異常プリオン蛋白質には性質の異なる複数の蛋白質分子が存在する

要約

異常プリオン蛋白質は、感染性、凝集活性、蛋白質分解酵素耐性を示す。感染動物においてこれらの性状の経時変化を詳しく調べると、異常プリオン蛋白質には性質の異なる複数の蛋白質分子がある。

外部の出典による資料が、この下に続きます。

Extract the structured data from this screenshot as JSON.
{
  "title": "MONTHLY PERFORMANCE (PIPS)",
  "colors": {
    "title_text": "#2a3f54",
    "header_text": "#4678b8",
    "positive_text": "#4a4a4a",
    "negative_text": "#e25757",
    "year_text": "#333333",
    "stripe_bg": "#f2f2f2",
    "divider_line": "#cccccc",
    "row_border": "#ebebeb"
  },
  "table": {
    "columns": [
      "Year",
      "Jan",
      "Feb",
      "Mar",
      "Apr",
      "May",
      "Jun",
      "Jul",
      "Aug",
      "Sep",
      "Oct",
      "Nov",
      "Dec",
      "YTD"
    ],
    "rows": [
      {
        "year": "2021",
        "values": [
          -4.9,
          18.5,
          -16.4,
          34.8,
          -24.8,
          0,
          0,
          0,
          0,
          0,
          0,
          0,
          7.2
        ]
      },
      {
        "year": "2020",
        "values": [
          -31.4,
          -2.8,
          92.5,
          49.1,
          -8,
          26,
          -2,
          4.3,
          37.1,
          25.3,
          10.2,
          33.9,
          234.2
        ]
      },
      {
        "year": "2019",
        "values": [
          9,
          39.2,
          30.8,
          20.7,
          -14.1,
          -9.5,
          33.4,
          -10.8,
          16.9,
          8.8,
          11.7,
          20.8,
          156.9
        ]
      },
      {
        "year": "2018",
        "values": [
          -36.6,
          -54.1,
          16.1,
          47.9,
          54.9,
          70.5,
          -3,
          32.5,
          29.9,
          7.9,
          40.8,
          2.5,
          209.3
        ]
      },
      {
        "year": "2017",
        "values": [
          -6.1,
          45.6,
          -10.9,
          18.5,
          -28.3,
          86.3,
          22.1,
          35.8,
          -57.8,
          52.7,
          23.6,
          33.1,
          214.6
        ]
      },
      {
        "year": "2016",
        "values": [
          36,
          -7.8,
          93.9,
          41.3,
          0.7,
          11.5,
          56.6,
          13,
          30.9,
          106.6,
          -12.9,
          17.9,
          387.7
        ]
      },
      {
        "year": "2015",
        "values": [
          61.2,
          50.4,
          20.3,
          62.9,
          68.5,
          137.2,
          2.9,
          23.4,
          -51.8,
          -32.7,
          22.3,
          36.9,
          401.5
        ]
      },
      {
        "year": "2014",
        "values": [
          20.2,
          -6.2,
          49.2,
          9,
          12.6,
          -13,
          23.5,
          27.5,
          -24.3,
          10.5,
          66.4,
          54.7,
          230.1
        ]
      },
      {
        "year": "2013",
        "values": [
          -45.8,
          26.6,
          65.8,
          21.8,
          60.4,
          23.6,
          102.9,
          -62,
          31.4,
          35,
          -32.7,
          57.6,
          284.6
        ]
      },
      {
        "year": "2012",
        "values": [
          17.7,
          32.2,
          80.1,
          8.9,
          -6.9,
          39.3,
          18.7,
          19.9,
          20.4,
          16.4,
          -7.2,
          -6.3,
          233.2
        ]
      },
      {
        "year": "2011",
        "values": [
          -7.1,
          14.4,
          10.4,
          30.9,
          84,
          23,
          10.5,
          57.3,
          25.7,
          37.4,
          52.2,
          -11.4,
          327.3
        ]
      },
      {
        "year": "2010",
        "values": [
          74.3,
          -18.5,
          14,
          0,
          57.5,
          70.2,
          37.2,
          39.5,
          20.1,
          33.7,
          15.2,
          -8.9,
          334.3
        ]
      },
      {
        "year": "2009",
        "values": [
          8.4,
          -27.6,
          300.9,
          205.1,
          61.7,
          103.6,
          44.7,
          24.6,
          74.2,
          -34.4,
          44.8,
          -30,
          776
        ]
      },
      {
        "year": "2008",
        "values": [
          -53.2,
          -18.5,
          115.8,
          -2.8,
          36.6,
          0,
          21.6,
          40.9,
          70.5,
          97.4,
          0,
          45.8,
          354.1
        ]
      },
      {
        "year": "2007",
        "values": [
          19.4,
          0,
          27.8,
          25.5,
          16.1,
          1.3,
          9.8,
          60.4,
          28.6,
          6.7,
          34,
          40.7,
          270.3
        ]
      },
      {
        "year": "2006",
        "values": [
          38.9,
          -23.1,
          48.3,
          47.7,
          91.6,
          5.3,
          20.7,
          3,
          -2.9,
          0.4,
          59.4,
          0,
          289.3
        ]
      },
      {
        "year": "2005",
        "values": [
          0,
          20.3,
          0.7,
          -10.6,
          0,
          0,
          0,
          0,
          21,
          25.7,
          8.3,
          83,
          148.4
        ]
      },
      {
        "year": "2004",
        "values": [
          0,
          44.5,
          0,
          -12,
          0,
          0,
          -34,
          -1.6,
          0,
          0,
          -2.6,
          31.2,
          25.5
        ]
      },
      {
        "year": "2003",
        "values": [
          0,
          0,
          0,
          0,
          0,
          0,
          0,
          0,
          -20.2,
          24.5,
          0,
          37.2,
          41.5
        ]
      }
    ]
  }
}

  • キーワード:プリオン、感染性、凝集活性、蛋白質分解酵素耐性
  • 担当:動物衛生研究部門・ウイルス・疫学研究領域・感染生態ユニット
  • 代表連絡先:
  • 分類:研究成果情報

背景・ねらい

プリオン病の病原体「プリオン」の本体は異常プリオン蛋白質であり、ヒトを含む動物体内にある正常プリオン蛋白質の立体構造が変化したものである。感染した個体では、異常プリオン蛋白質が蓄積した結果、神経細胞が変性・脱落し発症する。
異常プリオン蛋白質の特徴として、①感染性、②凝集活性、③蛋白質分解酵素耐性を持つことが知られており、これらの性状を基に異常プリオン蛋白質の検出が行われている。最も重要である感染性の検出は時間を要することから、一般的に凝集活性と蛋白質分解酵素耐性が検出指標として用いられている。しかし、感染性と他の指標の関連性について完全に明らかになっておらず、そのためプリオンの感染性に対する不活化処理の効果を評価する際、検出指標により結果が異なることが問題となる。
そこで本研究では、これらの活性の関係性を明らかにすることを目的とし、プリオン感染動物で異常プリオン蛋白質が増幅する際の各活性の経時的な変化を詳細に調べる。マウス馴化牛海綿状脳症(BSE)プリオンをマウスに脳内接種し、感染マウス脳を経時的に採取する。脳に蓄積した異常プリオン蛋白質の①感染性、②凝集活性、③蛋白質分解酵素耐性を各々、①マウスバイオアッセイ法、②real-time quaking-induced conversion (RT-QuIC)法、③ELISA法を用いて測定する。

成果の内容・特徴

  • 感染後5から25日のマウス脳内では、感染性の指標が増加しているのに対し、凝集活性と蛋白質分解酵素耐性の指標は一過性に減少している(図1)。
  • 感染後40から100日のマウス脳内では、近似線の解析により、凝集活性と蛋白質分解酵素耐性の指標の倍加速度が類似する(図1、点線)。
  • 感染後100から125日のマウス脳内では、感染性の指標は定常に達しているのに対し、凝集活性と蛋白質分解酵素耐性の指標の増加が続く(図1)。
  • 感染後125から140日のマウス脳内では、蛋白質分解酵素耐性活性の指標のみ増加が続く(図1)。
  • 各指標の増加傾向が異なることから、異常プリオン蛋白質には性質の異なる複数の蛋白質分子が混在して存在すると考えられる(図2)。
  • プリオンに対する不活化処理の効果を正確に評価するためには、感染性の指標を用いた評価が重要である。

成果の活用面・留意点

  • マウス馴化BSEプリオンを野生型マウスに接種した際の結果であり、他のプリオン株と他種動物においても同様の傾向を示すか確認する必要がある。

具体的データ

図1 プリオン感染マウス脳における、感染性、蛋白質分解酵素耐性、凝集活性の経時変化 40日から100日の各指標の値(塗りつぶし円)に対し近似線(点線)が引かれている。,図2 各異常プリオン蛋白質分子の増加傾向が異なることを示す模式図。

その他

  • 予算区分:交付金、委託プロ(国内侵入)
  • 研究期間:2018~2020年度
  • 研究担当者:岩丸祥史、松浦裕一、宮澤光太郎
  • 発表論文等:Iwamaru Y. et al. (2020) Pathogens. 9(3):241. doi: 10.3390/pathogens9030241.